?roda, 29. marca 2006
Dopadło mnie przesilenie wiosenne. Temperatura i słońce rozbierają odważnych do T-shirtów. Miło jest usiąść na schodach sąsiedniego Uniwersytetu (nasza szkółka nie ma nawet schodów), wyciągnąć kanapki i popijająć Ice-Tea (zawsze z dylematem: cytrynowa czy broskwiniowa) i popatrzeć na budzące się do życia motorynki, turystów, studentów (zwracam uwagę raczej na studentki).
Ale są też negatywne strony przesilenia - boli mnie gardło i nie mogę się odnaleźć z rytmem doby: Jeśli dzisiaj znowu (3 noc z rzędu) nie będę mógł zasnąć do 2.00 to bólu poranka chyba nie przeżyję.

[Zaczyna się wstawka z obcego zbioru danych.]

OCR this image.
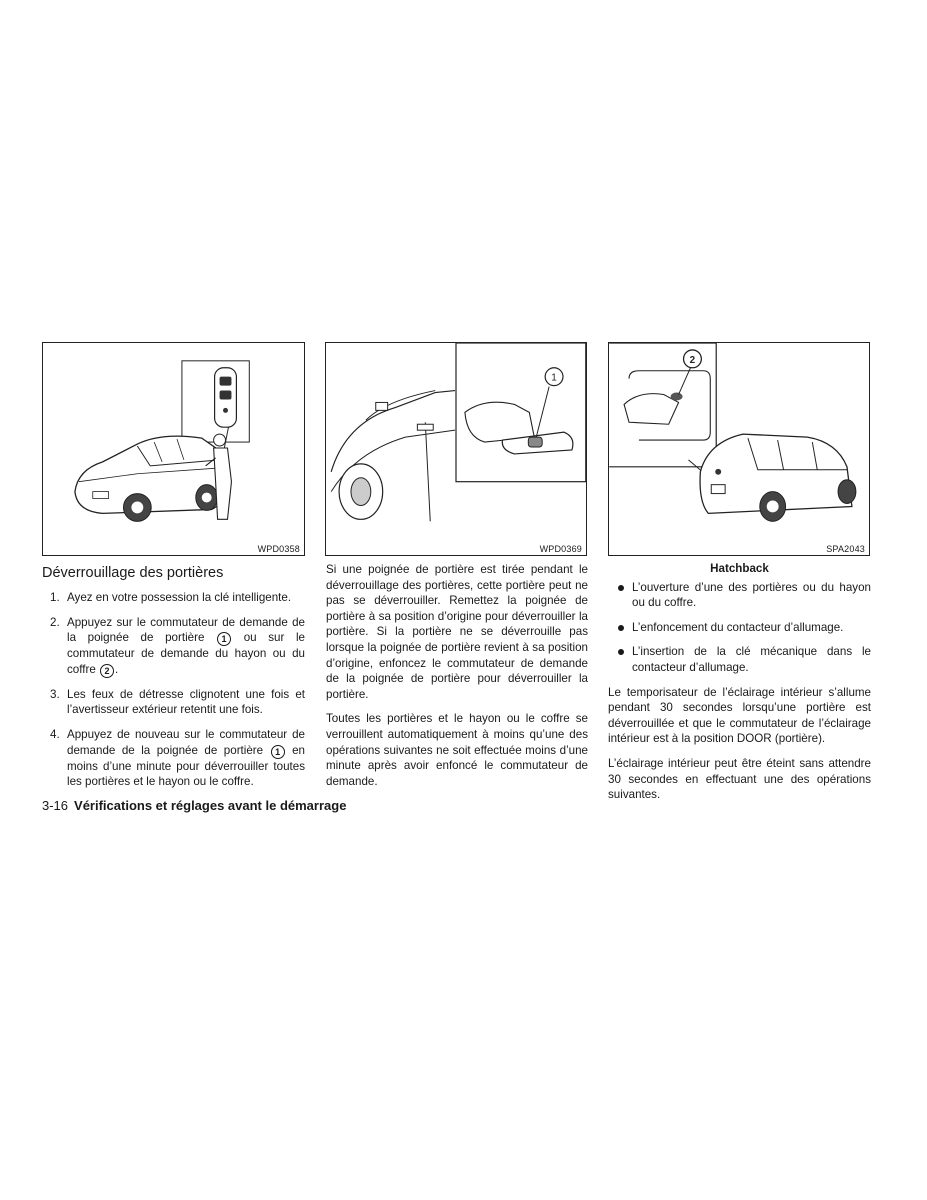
WPD0358
1
WPD0369
2
SPA2043
Déverrouillage des portières
1. Ayez en votre possession la clé intelligente.
2. Appuyez sur le commutateur de demande de la poignée de portière 1 ou sur le commutateur de demande du hayon ou du coffre 2 .
3. Les feux de détresse clignotent une fois et l’avertisseur extérieur retentit une fois.
4. Appuyez de nouveau sur le commutateur de demande de la poignée de portière 1 en moins d’une minute pour déverrouiller toutes les portières et le hayon ou le coffre.

Si une poignée de portière est tirée pendant le déverrouillage des portières, cette portière peut ne pas se déverrouiller. Remettez la poignée de portière à sa position d’origine pour déverrouiller la portière. Si la portière ne se déverrouille pas lorsque la poignée de portière revient à sa position d’origine, enfoncez le commutateur de demande de la poignée de portière pour déverrouiller la portière.

Toutes les portières et le hayon ou le coffre se verrouillent automatiquement à moins qu’une des opérations suivantes ne soit effectuée moins d’une minute après avoir enfoncé le commutateur de demande.

Hatchback
L’ouverture d’une des portières ou du hayon ou du coffre.
L’enfoncement du contacteur d’allumage.
L’insertion de la clé mécanique dans le contacteur d’allumage.

Le temporisateur de l’éclairage intérieur s’allume pendant 30 secondes lorsqu’une portière est déverrouillée et que le commutateur de l’éclairage intérieur est à la position DOOR (portière).

L’éclairage intérieur peut être éteint sans attendre 30 secondes en effectuant une des opérations suivantes.

3-16 Vérifications et réglages avant le démarrage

Oprócz tego, nauka (Im Westen nichts neues), kolejny odcinek "Lost" (z DVD, od Jerika) i ćwiczenia mięśni brzucha zwane "6 Weidera" (zamiana baryłki na sześciopak naprawdę działa).
A Tybr, jak wszystkie rzeki płynie sobie bez końca w kierunku morza i nawet nie wie, że już Kohelet się temu dziwował (a potem Sting w "All this time").